The outcome: Frothier seed-stage funding battles.

IPO flexibility
Two provisions of JOBS give pre-public companies more control over if, when, and how they go public.

First, companies that do not wish to enter the public markets will find it easier to stay private. No longer will having 500 shareholders be forced to register with the SEC. The new limit is 1,000 investors, with company employees excluded.

Silicon Valley likes this change a great deal. It gives fundraising flexibility to companies that are popular and growing but don't have the financial performance that the market would reward. Think Twitter. Also, filing IPO paperwork can be prohibitively expensive for an early-stage company, thanks to the Sarbanes-Oxley Act of 2002, which was enacted to protect the market from companies not mature enough to be in it.

On the other hand, another provision of JOBS will let companies go public, if they wish, more easily than they can at the moment, by removing some of the accounting restrictions now in place for freshly-public companies. "Emerging companies" with under $1 billion in revenue can, for up to five years from IPO, sidestep some of the Sarbanes-Oxley directives.
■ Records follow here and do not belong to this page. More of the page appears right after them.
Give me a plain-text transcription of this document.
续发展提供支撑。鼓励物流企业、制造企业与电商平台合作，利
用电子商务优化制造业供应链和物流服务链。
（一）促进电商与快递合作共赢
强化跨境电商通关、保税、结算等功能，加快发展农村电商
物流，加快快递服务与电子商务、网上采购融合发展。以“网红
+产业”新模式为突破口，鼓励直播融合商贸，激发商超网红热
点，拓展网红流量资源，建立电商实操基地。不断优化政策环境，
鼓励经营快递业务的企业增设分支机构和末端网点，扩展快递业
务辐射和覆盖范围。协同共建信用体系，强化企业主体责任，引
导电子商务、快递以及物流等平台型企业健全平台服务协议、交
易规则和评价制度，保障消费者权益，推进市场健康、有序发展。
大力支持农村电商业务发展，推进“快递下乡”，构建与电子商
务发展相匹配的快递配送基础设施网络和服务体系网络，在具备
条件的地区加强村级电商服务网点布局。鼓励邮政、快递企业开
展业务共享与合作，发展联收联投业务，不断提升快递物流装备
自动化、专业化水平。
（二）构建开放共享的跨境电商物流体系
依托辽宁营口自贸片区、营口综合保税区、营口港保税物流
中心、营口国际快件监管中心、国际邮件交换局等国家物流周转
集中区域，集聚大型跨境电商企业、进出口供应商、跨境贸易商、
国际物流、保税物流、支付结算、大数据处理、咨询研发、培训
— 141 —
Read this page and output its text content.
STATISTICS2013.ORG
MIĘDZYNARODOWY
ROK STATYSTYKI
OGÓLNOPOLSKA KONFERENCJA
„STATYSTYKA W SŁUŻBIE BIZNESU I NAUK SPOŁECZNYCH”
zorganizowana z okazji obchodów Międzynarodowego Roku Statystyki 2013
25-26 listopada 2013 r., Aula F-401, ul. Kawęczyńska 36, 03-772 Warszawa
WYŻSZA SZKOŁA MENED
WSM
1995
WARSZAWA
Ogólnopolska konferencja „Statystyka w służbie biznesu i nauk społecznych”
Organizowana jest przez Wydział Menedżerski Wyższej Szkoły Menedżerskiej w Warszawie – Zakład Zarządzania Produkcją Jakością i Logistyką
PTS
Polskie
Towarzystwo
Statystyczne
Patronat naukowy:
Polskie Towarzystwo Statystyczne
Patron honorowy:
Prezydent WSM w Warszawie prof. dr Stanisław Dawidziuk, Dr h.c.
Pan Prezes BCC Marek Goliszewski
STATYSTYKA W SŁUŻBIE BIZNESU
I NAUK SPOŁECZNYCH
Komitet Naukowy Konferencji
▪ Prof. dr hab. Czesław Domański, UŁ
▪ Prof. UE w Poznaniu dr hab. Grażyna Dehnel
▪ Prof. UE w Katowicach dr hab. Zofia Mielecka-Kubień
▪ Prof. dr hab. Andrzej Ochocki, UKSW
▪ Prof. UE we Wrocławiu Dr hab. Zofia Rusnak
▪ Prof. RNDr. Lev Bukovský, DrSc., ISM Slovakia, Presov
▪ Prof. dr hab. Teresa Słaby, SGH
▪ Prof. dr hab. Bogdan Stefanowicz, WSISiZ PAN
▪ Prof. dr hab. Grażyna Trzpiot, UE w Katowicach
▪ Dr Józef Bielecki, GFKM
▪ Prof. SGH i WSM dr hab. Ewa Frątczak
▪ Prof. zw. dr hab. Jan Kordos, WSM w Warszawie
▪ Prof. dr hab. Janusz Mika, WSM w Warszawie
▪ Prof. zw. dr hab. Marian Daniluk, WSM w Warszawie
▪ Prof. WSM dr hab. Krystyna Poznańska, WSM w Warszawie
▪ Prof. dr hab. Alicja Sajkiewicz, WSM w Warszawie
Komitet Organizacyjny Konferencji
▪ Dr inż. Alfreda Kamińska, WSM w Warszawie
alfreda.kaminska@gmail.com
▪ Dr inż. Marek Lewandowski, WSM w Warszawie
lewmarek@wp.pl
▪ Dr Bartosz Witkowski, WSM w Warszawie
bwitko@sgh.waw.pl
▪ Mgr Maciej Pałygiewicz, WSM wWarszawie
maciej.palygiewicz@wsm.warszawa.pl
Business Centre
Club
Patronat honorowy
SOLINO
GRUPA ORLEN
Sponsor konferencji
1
This is a bit of a give-back on transparency, since it will reduce the amount of reporting required for these companies, but again, Silicon Valley likes it since it will make running a new public company less expensive and give the executive team more freedom.

In sum: Finance is following the technology curve
Recent changes in technology and economics have made everything about launching a technology company cheaper-- from buying Web hosting to hiring freelancers to manufacturing. The JOBS Act follows the trend: it lowers the cost of raising money. It will also buying shares of companies easier for individuals, just as the technology changes have made buying companies' products easier.

However, access to money fuels greed which fuels fraud and lawsuits, and there will be repercussions to JOBS. Some individual investors, who are currently walled off from this part of the economy, will get hurt. Some due to their own ignorance, some because they are taken for a ride. One supporter of the JOBS Act I talked to said that in spite of the good things it brings us ("It makes it easy for a solo engineer to start a company"), it will also put individual investors back on the edge of the startup bubble when ("not if," he said) it pops.

As of today, the Senate is debating the JOBS Act that the House passed. Projections are that it will be put to a vote tomorrow and it is likely to pass. If and when it does, the amount of information you will be exposed to about startups will begin to increase, dramatically. And so will your opportunity, perhaps, to do something with that information.